Combining Comcast and Time Warner Cable would create a corporate giant with approximately 33 million pay-TV customers and about one-third of the U.S. broadband Internet market. Comcast already owns NBCUniversal, after buying the media company from industrial conglomerate General Electric. As part of the proposed Time Warner Cable deal, Comcast will extend the commitment it made during the NBCUniversal review to abide by open-Internet principles until 2018.
Major entertainment and content companies that sell programming to cable and satellite companies have expressed concern that the merger could create a powerful gatekeeper with unprecedented buying power in the market. This could give the combined company what economists call “monopsony” power, which is one buyer with many sellers, as opposed to “monopoly” power, which is one seller with many buyers.
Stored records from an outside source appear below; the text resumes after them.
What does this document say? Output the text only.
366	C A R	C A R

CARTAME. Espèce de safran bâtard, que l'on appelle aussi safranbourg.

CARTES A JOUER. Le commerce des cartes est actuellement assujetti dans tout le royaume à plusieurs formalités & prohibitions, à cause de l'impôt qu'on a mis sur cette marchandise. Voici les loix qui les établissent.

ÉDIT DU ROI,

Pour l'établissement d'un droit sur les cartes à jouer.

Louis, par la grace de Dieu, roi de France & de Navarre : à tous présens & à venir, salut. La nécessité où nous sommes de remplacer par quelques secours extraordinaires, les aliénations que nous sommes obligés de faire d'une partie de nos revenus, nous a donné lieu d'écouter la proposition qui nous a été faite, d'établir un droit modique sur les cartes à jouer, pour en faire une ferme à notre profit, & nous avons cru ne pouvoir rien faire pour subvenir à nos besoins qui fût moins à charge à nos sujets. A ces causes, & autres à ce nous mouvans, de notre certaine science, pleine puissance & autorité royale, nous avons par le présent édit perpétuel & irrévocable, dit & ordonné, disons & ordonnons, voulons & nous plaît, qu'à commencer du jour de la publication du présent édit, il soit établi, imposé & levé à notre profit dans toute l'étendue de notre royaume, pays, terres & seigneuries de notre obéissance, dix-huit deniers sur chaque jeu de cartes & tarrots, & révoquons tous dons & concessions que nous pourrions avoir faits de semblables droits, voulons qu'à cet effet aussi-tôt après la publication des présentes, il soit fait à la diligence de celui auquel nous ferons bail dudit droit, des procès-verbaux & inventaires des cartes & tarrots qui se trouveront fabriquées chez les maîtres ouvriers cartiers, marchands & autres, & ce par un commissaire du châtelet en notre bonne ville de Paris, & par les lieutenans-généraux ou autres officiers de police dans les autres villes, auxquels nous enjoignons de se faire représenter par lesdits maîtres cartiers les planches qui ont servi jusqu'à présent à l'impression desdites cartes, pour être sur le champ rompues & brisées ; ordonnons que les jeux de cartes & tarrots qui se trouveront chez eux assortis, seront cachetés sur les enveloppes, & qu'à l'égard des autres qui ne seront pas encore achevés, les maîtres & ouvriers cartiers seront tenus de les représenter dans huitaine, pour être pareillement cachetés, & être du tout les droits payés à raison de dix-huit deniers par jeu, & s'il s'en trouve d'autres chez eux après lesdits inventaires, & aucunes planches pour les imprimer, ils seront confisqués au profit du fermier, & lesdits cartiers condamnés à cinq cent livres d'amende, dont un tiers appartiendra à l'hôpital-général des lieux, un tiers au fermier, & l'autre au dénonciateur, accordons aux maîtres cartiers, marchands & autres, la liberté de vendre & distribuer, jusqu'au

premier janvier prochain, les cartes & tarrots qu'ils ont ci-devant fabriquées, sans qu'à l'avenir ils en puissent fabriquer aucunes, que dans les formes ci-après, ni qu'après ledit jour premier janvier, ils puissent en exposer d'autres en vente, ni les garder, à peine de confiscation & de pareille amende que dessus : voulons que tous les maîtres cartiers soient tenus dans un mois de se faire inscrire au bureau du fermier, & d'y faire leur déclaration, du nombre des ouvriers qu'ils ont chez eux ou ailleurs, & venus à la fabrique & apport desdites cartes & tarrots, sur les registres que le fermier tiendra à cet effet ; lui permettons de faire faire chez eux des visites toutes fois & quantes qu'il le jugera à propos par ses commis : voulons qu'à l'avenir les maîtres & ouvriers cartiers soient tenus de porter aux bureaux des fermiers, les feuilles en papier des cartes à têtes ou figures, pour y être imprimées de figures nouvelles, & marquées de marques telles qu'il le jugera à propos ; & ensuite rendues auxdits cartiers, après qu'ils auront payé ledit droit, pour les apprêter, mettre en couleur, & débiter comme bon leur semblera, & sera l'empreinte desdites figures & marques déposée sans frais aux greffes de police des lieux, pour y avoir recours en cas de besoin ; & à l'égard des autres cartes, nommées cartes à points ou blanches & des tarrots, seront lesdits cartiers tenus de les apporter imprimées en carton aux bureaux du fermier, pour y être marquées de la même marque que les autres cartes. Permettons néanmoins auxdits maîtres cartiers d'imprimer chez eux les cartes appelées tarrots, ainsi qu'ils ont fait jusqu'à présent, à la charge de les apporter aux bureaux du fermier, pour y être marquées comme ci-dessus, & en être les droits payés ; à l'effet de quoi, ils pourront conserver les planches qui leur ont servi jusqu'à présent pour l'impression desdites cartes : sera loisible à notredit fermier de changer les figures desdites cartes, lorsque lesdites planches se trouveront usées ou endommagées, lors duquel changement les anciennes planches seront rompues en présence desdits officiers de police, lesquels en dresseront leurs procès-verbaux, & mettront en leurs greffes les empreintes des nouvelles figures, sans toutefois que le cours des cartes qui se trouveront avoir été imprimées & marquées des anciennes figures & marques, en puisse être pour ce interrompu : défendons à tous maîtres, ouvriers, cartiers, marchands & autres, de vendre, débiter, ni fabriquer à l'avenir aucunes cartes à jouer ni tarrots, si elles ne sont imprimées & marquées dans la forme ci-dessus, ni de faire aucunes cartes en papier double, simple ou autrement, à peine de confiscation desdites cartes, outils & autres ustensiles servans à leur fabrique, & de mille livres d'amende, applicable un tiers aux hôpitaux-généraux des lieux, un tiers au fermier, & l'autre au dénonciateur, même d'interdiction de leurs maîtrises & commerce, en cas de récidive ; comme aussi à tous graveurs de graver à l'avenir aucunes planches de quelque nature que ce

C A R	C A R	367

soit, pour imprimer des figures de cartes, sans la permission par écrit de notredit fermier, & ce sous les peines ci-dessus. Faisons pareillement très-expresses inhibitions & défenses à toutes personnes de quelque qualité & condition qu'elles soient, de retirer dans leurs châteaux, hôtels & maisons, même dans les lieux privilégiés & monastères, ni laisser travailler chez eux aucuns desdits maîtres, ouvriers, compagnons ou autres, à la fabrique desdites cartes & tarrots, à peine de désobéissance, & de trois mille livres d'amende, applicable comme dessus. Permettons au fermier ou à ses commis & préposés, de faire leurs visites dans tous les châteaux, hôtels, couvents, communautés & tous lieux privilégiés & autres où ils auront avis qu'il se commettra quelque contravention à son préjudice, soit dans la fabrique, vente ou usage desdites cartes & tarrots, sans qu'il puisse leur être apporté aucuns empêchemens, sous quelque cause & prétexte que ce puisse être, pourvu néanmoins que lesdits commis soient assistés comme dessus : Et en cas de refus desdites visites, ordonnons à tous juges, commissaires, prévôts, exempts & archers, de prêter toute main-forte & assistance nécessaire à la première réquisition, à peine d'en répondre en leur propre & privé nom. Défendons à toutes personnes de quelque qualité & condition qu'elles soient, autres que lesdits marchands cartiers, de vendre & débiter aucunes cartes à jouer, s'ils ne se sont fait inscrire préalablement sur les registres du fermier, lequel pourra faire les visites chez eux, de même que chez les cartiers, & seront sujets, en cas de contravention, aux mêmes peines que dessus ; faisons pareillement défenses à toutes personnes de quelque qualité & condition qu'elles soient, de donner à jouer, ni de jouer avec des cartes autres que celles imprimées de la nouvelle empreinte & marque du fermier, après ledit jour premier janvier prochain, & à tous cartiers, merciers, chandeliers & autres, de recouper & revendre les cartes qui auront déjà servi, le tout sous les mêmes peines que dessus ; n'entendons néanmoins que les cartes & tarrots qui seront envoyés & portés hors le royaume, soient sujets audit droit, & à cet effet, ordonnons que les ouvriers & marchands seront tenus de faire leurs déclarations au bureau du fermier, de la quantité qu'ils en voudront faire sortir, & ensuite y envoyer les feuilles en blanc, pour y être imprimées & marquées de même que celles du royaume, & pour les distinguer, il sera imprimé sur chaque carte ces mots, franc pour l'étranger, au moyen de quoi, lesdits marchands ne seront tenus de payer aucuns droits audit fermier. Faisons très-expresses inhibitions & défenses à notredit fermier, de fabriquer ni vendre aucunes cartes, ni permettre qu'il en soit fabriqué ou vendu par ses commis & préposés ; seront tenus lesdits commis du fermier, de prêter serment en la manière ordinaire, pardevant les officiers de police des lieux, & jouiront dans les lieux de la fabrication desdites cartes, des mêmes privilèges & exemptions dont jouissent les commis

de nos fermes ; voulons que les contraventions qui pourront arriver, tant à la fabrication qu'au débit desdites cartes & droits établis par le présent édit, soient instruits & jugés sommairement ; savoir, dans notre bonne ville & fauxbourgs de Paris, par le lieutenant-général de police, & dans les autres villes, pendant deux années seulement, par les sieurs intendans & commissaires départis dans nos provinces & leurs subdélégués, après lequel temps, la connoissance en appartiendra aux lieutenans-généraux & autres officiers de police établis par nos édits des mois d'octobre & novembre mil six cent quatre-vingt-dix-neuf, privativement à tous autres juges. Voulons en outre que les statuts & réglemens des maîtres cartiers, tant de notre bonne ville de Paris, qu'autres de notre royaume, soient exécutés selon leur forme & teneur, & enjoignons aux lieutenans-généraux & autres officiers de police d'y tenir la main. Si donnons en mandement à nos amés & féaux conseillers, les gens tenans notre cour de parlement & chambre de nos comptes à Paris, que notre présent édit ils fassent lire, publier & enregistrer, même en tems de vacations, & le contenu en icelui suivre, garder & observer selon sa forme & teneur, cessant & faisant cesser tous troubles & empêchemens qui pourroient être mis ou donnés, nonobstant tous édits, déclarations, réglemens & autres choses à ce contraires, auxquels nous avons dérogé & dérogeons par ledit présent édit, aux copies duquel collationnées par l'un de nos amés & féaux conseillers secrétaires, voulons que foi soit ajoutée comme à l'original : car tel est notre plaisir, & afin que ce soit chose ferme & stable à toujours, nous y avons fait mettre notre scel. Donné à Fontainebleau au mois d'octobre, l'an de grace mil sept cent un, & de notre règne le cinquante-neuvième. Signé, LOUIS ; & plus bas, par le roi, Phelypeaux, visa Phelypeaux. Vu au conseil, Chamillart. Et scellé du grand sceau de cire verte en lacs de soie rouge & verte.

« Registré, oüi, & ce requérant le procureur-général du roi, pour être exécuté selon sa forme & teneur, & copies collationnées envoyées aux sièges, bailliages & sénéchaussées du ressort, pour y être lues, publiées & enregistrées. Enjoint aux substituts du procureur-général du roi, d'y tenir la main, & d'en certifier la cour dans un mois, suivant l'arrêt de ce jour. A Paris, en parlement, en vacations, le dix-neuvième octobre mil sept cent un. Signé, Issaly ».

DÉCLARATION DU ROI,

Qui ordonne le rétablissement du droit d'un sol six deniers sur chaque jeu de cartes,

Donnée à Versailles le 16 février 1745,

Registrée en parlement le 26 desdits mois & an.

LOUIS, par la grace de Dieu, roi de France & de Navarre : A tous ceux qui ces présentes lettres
Such monopsony power could have benefits for consumers, because the combined company would have increased leverage in contentious negotiations with the TV broadcasters over “retransmission consent fees,” which cable and satellite companies pay for the right to carry popular programming like prime-time shows and sports. That could mean downward pressure on prices for consumers, but only if the combined company chose to pass those savings on to them, which is by no means certain.
Retransmission consent fees were at the heart of last year’s dispute between CBS and Time Warner Cable, which led to an unprecedented, monthlong CBS blackout for more than 3 million Time Warner Cable subscribers in New York City, Los Angeles and Dallas.
Time Warner Cable, which was spun off from TIME parent Time Warner in 2009, is an attractive takeover target because of its major presence in several important markets, including New York City, Los Angeles and Dallas, as well as large portions of Ohio, North Carolina and Maine. In order to help assuage regulators, Comcast has said it’s willing to jettison as many as 3 million subscribers in order to make sure the new company does not exceed 30% of the cable market.
Comcast declined to comment on the state probes, but it’s worth noting that these state attorneys general reviews are typical for a proposed merger of this size, because the deal has the potential to affect millions of consumers across the country. During the review process for Comcast’s acquisition of NBCUniversal, some 14 states participated.